「間借り」の生活。

「間借り」しながら発信します。一応「ミニマリズム」志向してます。

一体誰が本当の「ミニマリスト」なのか?

ミニマリズム」と言ってもその在り方や根底にある考え方は多種多様だし、「ミニマリスト」にも色んな種類の人間がいる。共通してるのは「エッセンシャルなことだけに神経を注ぎミニマルでありたい」という思いだけで、人によって価値観は全く異なるので、そのミニマルな姿も全く違って見える。
私が「ミニマリスト」っていうのはこういうヒトのことを言うんじゃないのか?って思う人物の筆頭は、メジャーリーガーの投手であるダニエル・ノリスだ。
彼は年間数億円のお金を稼ぎながら、自身は小汚いバンに住み、24時間営業のウォールマートの駐車場にクルマを停めて、その中で暮らしている。
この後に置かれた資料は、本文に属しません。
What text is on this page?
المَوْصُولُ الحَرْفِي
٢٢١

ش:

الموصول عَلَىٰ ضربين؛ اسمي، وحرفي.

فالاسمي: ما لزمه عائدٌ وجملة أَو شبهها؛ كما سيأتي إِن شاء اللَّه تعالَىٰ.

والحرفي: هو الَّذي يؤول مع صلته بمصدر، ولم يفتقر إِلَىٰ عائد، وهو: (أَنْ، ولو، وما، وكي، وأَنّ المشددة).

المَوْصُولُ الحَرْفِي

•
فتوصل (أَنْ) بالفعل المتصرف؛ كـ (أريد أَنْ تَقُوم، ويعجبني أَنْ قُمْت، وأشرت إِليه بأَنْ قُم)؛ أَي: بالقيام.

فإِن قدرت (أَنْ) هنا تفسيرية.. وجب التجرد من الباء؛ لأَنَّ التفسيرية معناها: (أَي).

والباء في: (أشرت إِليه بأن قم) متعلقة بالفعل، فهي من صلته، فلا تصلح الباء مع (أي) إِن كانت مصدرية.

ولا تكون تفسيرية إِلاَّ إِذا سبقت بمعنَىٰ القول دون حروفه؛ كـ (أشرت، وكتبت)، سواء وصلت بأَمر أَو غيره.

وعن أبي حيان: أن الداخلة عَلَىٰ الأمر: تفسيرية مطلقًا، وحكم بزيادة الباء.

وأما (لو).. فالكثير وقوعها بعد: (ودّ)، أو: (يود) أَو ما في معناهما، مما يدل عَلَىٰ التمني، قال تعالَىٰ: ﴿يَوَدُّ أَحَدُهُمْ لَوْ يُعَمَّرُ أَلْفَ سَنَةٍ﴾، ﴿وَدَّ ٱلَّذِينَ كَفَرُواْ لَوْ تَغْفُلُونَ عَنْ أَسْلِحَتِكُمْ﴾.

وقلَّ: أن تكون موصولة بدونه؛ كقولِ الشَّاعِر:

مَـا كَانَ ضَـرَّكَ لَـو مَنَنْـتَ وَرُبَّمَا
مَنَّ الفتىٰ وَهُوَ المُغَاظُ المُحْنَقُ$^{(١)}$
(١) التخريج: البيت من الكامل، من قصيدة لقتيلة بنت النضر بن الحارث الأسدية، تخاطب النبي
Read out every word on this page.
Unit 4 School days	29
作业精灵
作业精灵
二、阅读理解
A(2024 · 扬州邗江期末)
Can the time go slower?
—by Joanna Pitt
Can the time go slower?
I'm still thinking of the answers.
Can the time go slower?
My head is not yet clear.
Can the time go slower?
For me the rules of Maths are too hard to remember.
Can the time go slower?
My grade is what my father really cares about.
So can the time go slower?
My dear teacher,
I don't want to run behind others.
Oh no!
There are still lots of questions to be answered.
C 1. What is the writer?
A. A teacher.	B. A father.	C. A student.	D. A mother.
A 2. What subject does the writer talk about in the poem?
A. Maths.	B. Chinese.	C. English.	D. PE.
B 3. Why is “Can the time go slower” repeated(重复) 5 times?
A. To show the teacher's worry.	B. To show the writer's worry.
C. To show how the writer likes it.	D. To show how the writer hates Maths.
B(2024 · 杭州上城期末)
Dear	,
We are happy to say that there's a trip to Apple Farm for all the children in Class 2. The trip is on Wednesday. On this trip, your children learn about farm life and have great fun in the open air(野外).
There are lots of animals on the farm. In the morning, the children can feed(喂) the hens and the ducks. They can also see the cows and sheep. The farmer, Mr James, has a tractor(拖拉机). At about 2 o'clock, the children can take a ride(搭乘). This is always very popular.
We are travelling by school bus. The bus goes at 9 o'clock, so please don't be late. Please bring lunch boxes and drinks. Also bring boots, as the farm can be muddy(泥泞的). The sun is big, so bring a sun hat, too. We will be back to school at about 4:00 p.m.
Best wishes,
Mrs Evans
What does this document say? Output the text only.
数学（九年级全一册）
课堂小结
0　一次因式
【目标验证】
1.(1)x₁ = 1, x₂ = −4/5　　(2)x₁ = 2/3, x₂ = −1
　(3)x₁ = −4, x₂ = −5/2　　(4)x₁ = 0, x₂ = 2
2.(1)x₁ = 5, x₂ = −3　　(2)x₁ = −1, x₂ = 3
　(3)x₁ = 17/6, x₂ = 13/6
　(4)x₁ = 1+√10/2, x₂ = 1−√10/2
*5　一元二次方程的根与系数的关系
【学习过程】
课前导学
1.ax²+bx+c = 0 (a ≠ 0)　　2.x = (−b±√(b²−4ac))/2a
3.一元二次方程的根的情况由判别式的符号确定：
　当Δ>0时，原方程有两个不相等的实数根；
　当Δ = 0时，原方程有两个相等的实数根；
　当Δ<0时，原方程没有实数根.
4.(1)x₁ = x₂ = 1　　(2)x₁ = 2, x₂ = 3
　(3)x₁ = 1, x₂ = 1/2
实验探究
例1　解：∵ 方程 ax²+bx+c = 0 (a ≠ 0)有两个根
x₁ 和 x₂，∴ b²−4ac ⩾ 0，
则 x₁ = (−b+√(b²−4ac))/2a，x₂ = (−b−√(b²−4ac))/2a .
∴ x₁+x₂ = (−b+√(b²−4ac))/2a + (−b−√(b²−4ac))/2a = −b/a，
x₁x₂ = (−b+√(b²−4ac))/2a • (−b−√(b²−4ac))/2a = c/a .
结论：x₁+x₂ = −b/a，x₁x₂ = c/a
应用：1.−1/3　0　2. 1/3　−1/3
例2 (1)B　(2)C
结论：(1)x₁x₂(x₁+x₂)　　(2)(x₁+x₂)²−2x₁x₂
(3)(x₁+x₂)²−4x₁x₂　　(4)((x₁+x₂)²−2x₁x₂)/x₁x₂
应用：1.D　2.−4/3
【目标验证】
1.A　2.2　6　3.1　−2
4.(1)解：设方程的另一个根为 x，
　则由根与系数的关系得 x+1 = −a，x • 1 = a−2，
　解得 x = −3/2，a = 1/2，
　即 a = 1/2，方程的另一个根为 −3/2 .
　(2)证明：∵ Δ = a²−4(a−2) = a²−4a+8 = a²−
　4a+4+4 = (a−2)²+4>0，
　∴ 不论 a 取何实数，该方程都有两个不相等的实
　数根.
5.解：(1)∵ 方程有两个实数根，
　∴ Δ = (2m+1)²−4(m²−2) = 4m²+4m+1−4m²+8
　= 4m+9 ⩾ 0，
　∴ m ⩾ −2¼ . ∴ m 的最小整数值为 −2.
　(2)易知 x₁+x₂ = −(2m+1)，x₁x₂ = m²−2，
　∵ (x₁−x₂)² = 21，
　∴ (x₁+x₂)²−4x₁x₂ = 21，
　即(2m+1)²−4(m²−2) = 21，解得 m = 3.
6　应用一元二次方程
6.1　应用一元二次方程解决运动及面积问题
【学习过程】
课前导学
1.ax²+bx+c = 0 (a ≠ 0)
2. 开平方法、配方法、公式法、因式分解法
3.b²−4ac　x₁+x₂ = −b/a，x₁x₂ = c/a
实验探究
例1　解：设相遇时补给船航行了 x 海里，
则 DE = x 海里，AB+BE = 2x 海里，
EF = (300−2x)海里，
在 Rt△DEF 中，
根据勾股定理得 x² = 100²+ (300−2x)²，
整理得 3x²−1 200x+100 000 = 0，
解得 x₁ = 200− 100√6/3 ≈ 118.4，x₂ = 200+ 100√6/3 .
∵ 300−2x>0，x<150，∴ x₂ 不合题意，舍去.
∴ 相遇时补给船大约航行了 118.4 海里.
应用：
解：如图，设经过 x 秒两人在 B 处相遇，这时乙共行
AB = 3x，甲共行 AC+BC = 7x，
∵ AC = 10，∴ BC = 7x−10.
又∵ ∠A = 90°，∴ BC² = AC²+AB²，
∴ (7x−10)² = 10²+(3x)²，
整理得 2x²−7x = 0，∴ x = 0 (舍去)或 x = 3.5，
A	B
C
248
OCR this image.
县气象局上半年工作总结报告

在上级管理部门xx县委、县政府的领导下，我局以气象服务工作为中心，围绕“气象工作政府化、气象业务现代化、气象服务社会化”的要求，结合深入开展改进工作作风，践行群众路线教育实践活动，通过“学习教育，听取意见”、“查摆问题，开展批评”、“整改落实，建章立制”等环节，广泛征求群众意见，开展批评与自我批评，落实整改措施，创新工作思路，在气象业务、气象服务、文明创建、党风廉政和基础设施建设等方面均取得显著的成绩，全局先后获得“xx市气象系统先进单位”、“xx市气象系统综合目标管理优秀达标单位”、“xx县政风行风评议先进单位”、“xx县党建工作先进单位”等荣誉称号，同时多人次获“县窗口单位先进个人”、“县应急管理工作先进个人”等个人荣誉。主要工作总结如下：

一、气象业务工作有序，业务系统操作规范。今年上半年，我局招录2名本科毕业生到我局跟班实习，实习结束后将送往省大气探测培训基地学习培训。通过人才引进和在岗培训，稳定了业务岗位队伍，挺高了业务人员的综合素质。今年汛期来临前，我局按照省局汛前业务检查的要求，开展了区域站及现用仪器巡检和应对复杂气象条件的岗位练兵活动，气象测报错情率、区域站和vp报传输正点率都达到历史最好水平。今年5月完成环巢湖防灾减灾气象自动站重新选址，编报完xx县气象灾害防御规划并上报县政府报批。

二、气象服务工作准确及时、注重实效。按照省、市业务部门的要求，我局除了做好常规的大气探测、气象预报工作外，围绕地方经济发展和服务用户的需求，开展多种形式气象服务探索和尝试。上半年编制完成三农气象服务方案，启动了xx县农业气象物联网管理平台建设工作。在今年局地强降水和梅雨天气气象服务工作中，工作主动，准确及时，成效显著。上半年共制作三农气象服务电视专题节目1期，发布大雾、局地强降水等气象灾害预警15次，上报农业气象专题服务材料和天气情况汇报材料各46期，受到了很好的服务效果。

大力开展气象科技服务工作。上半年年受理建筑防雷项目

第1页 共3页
生活費は月に8万円ほどらしい。周りからは「バンマン」と呼ばれ、半ば好奇の目で見られているが、本人は意に介さない。
「シンプルでありたい」というのが彼の信条らしいが、あまりにもエクストリームで ちょっとアブナイのではないかとも思えるが、いわば「ミニマル教」の教祖だと思っておくのがいいかも。つまり、すでに彼は「向こう側の世界の人」あるいは「神に近い存在」だとしておいて、彼を私たちと連続した存在だとみなすのはやめておこう。
私が興味を持っているのはダニエルの個人史ではなく、彼の現在の有り様だ。日中はビーチのそばに住み アウトドアキャンプそのものを毎日の生活とし、オンボロフォルクスワーゲンバスで球団の練習に向かう。夜はソーラーパネルで蓄電したソーラーパネルの電気で本(Kindleなんかぢゃなくて現物の本)を、ポータブルストーブで沸かしたコーヒー片手に読む。彼は、自身がバンの天井に貼っているように「Nonconformist(体制に従わないヒト)」なのだ。彼はこうした生活、周囲から変人だと見なされるような生活を送る理由をこう語っている。「私が恐れているのは他人の掟で生きることであり、こうした生活は他人のコードに順応するのを防いでくれますから。」
つまり、彼は「孤独な旅人」なのだ。彼の住まいは放浪そのものであり、放浪するのにムダなものは持っていけない。彼は「ミニマリズム」を志向して「ミニマリスト」(あるいは彼をミニマリストとカテゴライズすること自体に疑問を感じる人も多いだろう)になったのではなく、人生を放浪するために自然と「ミニマルな」スタイルを身につけたのだ。
私自身、放浪(あるいは彷徨)とミニマリズムは親和性の高いものだと思っているので、彼のような存在は私にとってミニマリズムを地で行く人物に思えるのだ。まぁ、要はホームレスなんだが――――――。